Five Ways to Prevent Accumulating Debt so You Can Build More Wealth

Debt is a serious problem in the United States. The average American has $38,000 in personal debt. That excludes home mortgages, which means that amount is much higher for home owners.

debt to wealth

It’s nearly impossible to make it to adulthood without at least a little debt, but paying it off can set you back years, or even decades when it comes to meeting your financial goals. Paying back all that debt means paying it back with interest, which makes building wealth nearly impossible.

There are some instances when taking on debt is a must, but if you really want to get ahead financially, you have to do your best to prevent the accumulation of debt in the first place.

Understand and Prepare for Taxes

Tax time is a nightmare for many Americans. That’s because many people don’t know exactly what to expect. That can work out in your favor, if you find out you’re getting a refund, but the opposite is also a possibility.

It’s important to understand taxation in the state where you live. You should also keep an eye open for changes in tax law, as well as personal circumstances that can affect your taxes. That way, you can plan ahead.

It’s better to save a little money aside in an account to make sure you aren’t stuck making tax payments. Uncle Sam charges interest, which means you’ll end up paying back more than you owe if you don’t plan ahead for your tax situation.

Create an Emergency Savings Fund

There are a lot of things to save for, and there are a lot of tips out there on how to save more money. But, before you start saving for your dream vacation or a down payment on a home, you should build an emergency fund.
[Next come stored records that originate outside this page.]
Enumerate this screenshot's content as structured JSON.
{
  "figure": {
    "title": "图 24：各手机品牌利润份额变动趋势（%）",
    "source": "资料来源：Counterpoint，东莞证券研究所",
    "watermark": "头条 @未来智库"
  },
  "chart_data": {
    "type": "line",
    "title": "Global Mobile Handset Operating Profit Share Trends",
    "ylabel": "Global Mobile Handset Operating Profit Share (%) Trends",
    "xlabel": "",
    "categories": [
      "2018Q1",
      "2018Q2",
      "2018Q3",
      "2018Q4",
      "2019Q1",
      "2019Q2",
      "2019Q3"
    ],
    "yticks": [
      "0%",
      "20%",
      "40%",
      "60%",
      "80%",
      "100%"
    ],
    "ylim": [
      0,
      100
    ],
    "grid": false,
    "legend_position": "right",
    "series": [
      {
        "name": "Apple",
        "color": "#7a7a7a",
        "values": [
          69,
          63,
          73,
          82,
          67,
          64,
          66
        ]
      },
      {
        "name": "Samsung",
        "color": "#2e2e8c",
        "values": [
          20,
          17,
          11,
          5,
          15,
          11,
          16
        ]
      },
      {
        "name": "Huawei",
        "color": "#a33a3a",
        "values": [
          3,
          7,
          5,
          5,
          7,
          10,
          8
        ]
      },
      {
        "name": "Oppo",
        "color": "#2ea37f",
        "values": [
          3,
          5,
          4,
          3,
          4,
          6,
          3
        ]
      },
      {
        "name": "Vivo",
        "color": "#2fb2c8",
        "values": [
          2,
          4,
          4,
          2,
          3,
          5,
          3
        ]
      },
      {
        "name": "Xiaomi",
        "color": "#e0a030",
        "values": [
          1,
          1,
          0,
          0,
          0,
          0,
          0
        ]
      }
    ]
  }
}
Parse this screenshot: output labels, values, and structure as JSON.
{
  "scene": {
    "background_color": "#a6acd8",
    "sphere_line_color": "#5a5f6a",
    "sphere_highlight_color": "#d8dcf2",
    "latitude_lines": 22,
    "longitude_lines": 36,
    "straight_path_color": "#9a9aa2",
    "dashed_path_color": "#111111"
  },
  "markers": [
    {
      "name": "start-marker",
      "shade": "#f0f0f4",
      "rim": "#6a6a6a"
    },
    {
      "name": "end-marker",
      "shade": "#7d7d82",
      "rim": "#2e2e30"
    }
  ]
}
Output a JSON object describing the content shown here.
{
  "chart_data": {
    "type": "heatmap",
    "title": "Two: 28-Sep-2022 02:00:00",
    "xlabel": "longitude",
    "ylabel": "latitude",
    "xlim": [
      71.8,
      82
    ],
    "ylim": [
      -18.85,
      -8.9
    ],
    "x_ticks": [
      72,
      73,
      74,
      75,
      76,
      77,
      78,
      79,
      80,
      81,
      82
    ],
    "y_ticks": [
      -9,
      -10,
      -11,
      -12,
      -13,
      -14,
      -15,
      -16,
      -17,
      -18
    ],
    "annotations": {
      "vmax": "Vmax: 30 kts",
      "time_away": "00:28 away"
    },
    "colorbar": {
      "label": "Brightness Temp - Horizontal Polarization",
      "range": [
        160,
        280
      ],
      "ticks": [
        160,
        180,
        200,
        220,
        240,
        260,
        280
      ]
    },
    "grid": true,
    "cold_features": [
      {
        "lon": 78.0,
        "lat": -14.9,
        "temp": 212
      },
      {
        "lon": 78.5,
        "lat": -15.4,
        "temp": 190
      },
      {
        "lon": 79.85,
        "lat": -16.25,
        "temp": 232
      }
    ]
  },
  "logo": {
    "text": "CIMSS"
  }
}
Having an emergency fund means you won’t have to go into debt if you are faced with a surprise financial challenge. For example, a car repair won’t require you to use a credit card when you have an emergency savings fund.

Start with a goal of $1,000, but your ultimate goal would be to save enough to cover at least six months’ worth of expenses.

Use Credit Cards the Right Way, or Don’t Use Them at All

Credit cards offer a lot of great benefits. Unfortunately, they can also be a little too tempting, and before you know it, you’re paying an outrageous interest rate on a card that has thousands of dollars of charges.

Knowing how to use credit cards is important. For example:

  • Choose cards with benefits that you’ll actually use
  • Make charges that will maximize cash back
  • Know when rewards points and benefits expire
  • Run spending through the card or cards with the best benefits

The key to success is paying off your card at the end of every month. If you’re too tempted to spend above your budget, skip using the cards altogether.

Invest in the Right Kind of Higher Education

Higher education is the gateway to higher pay. Those who are college educated have more opportunities than those who don’t, but increasingly, higher education doesn’t necessarily mean higher pay.

Some careers that require a college education pay better than other careers, but if you have to go into extreme debt to get that diploma, it won’t pay off.

Likewise, there are some careers that are more lucrative than others. For example, a career in computer science or mathematics makes taking on debt more manageable than a degree in philosophy or art.

Only opt to go back to school if you’re choosing a well-paying career that will make taking out loans worth it.

Keep Lifestyle Creep in Check

Lifestyle creep is the biggest roadblock to building true wealth. Lifestyle creep is when you make more money, but your standard of living increases too.

In some ways, this is a good thing. For a struggling college student, it means buying new shoes when you need them instead of wearing worn out shoes because you can’t afford a new pair. However, if regular manicures, name brand items from the grocery store, and a more expensive house become the norm, you could find yourself in serious trouble if you lose your job or your income decreases.

We all want to find ways to build more wealth. That means saving and investing, but it also means avoiding debt that comes with steep interest rates. With the tips on this list, you can keep your debt in check so your personal wealth can grow exponentially.